The difficulty with these models is that the first was driven by the profligate investment by a series of billionaires caught up in the vision (or oblivious to it, depending on your point of view): Alexander Shure; George Lucas; Steve Jobs. Alvy Ray Smith (one of the original team of researchers, and an eventual founder of Pixar) has called these three "accidental visionaries". The second was a spin-off from a prominent lab at a storied university that attracted large sums of venture capital early on ($15.8m when it was a year old, and another $37m two years later).

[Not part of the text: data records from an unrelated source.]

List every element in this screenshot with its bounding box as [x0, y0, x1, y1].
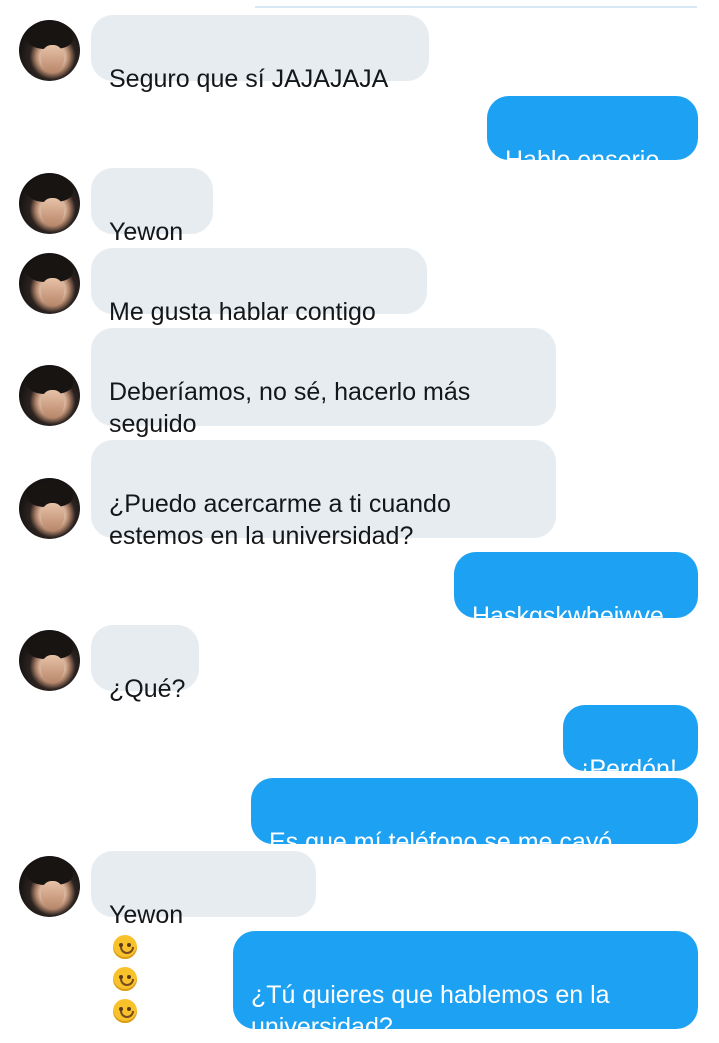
message-bubble-sent[interactable]: ¿Tú quieres que hablemos en la universid…: [233, 931, 698, 1041]
contact-avatar[interactable]: [19, 630, 80, 691]
message-bubble-received[interactable]: Me gusta hablar contigo: [91, 248, 427, 326]
message-bubble-received[interactable]: Yewon: [91, 851, 316, 1023]
message-text: ¿Tú quieres que hablemos en la universid…: [251, 981, 610, 1041]
message-text: Haskgskwheiwve: [472, 602, 664, 630]
message-text: Yewon: [109, 901, 184, 929]
message-text: Yewon: [109, 218, 184, 246]
message-text: Deberíamos, no sé, hacerlo más seguido: [109, 378, 471, 438]
message-bubble-sent[interactable]: ¡Perdón!: [563, 705, 698, 783]
contact-avatar[interactable]: [19, 856, 80, 917]
message-bubble-sent[interactable]: Hablo enserio: [487, 96, 698, 174]
message-text: Es que mí teléfono se me cayó: [269, 828, 613, 856]
message-bubble-received[interactable]: ¿Qué?: [91, 625, 199, 703]
message-text: Me gusta hablar contigo: [109, 298, 376, 326]
top-divider-line: [255, 6, 697, 8]
contact-avatar[interactable]: [19, 365, 80, 426]
contact-avatar[interactable]: [19, 478, 80, 539]
contact-avatar[interactable]: [19, 20, 80, 81]
message-text: ¿Qué?: [109, 675, 186, 703]
message-text: ¿Puedo acercarme a ti cuando estemos en …: [109, 490, 451, 550]
message-bubble-received[interactable]: Deberíamos, no sé, hacerlo más seguido: [91, 328, 556, 438]
contact-avatar[interactable]: [19, 253, 80, 314]
contact-avatar[interactable]: [19, 173, 80, 234]
message-bubble-sent[interactable]: Es que mí teléfono se me cayó: [251, 778, 698, 886]
message-bubble-received[interactable]: ¿Puedo acercarme a ti cuando estemos en …: [91, 440, 556, 550]
message-bubble-received[interactable]: Seguro que sí JAJAJAJA: [91, 15, 429, 93]
laughing-emoji-icon: [113, 999, 137, 1023]
message-text: Seguro que sí JAJAJAJA: [109, 65, 389, 93]
message-bubble-received[interactable]: Yewon: [91, 168, 213, 246]
laughing-emoji-icon: [113, 935, 137, 959]
message-text: Hablo enserio: [505, 146, 660, 174]
laughing-emoji-icon: [113, 967, 137, 991]
message-bubble-sent[interactable]: Haskgskwheiwve: [454, 552, 698, 630]
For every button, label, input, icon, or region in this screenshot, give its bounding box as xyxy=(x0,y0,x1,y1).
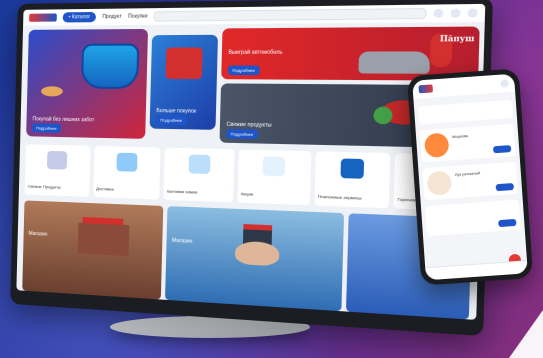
catalog-button[interactable]: • Каталог xyxy=(62,11,97,23)
basket-image xyxy=(80,43,140,90)
hero-card-button[interactable]: Подробнее xyxy=(227,65,260,76)
banner-label: Магазин xyxy=(171,237,193,245)
mobile-nav xyxy=(412,73,516,99)
menu-icon[interactable] xyxy=(500,79,509,88)
tile-label: Акции xyxy=(240,190,254,197)
nav-link-products[interactable]: Продукт xyxy=(102,14,122,20)
mobile-product-card[interactable]: Морковь xyxy=(419,123,516,163)
onion-image xyxy=(426,170,453,196)
hero-card-button[interactable]: Подробнее xyxy=(226,129,258,140)
add-to-cart-button[interactable] xyxy=(495,182,515,192)
product-title: Лук репчатый xyxy=(454,170,481,178)
store-building-image xyxy=(77,222,130,257)
user-icon[interactable] xyxy=(433,8,444,18)
tile-label: Бытовая химия xyxy=(167,188,198,195)
hero-card-title: Выиграй автомобиль xyxy=(228,49,283,56)
mobile-product-card[interactable]: Лук репчатый xyxy=(422,161,519,201)
scooter-icon xyxy=(116,152,138,172)
mobile-product-card[interactable] xyxy=(424,199,521,237)
add-to-cart-button[interactable] xyxy=(498,218,517,228)
banner-store-hand[interactable]: Магазин xyxy=(165,206,345,312)
hand-image xyxy=(234,240,280,267)
tile-payments[interactable]: Платежные сервисы xyxy=(314,151,391,209)
hero-card-button[interactable]: Подробнее xyxy=(32,123,61,133)
top-nav: • Каталог Продукт Покупки xyxy=(23,3,486,26)
carrot-image xyxy=(423,132,450,159)
add-to-cart-button[interactable] xyxy=(492,145,512,154)
receipt-icon xyxy=(262,156,286,177)
cart-icon[interactable] xyxy=(467,8,478,18)
mobile-category-row[interactable] xyxy=(417,99,513,125)
tile-delivery[interactable]: Доставка xyxy=(92,145,161,200)
mobile-tab-bar[interactable] xyxy=(425,260,528,281)
bread-image xyxy=(40,86,63,97)
tile-label: Доставка xyxy=(96,185,114,192)
bottom-banners: Магазин Магазин xyxy=(22,200,472,320)
shopping-bag-image xyxy=(165,47,203,80)
product-title: Морковь xyxy=(451,133,469,140)
hero-card-title: Больше покупок xyxy=(156,107,197,115)
car-image xyxy=(358,51,431,74)
tile-promo[interactable]: Акции xyxy=(237,149,312,206)
hero-card-title: Покупай без лишних забот xyxy=(32,116,95,124)
banner-store-front[interactable]: Магазин xyxy=(22,200,164,300)
tile-label: Свежие Продукты xyxy=(27,183,61,190)
hero-card-button[interactable]: Подробнее xyxy=(155,115,187,126)
tile-fresh[interactable]: Свежие Продукты xyxy=(24,144,91,197)
favorites-icon[interactable] xyxy=(450,8,461,18)
bag-icon xyxy=(188,154,211,175)
nav-link-purchases[interactable]: Покупки xyxy=(128,13,148,19)
mobile-phone: Морковь Лук репчатый xyxy=(406,68,534,286)
banner-label: Магазин xyxy=(28,230,48,238)
brand-logo[interactable] xyxy=(418,84,434,94)
promo-script-text: Пăпуш xyxy=(439,33,475,44)
search-input[interactable] xyxy=(153,7,427,22)
brand-logo[interactable] xyxy=(29,13,57,22)
category-tiles: Свежие Продукты Доставка Бытовая химия А… xyxy=(24,144,474,212)
hero-card-shopping[interactable]: Покупай без лишних забот Подробнее xyxy=(26,28,149,139)
terminal-icon xyxy=(340,158,365,179)
mobile-screen: Морковь Лук репчатый xyxy=(412,73,528,281)
hero-card-title: Свежие продукты xyxy=(226,121,272,129)
truck-icon xyxy=(47,150,68,170)
tile-label: Платежные сервисы xyxy=(317,193,362,201)
hero-card-car-promo[interactable]: Выиграй автомобиль Пăпуш Подробнее xyxy=(221,26,480,81)
arrow-decoration xyxy=(509,310,543,358)
hero-card-bag[interactable]: Больше покупок Подробнее xyxy=(149,34,219,130)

What then is a bootstrap entrepreneur to do, whose innovations don't result from a hefty investment by an institution of higher learning, that doesn't immediately attract the interest and funding from deep pockets? That is the dilemma. I've come to realize that many models exist to follow for an entrepreneur whose ideas are quick to the market and straightforward, where a clearly defined product is the first order of business.

But what of innovations like computer graphics or electronic paper? These are platform technologies, visionary, transformative. They involve the creation of something entirely novel, not merely the repackaging of existing technologies. Their potential is far greater, and wide-reaching, but the case for investment is more convoluted. The models for a Research Entrepreneur in such a field is rather difficult to find. Finding or establishing the path is the journey and task I have embraced.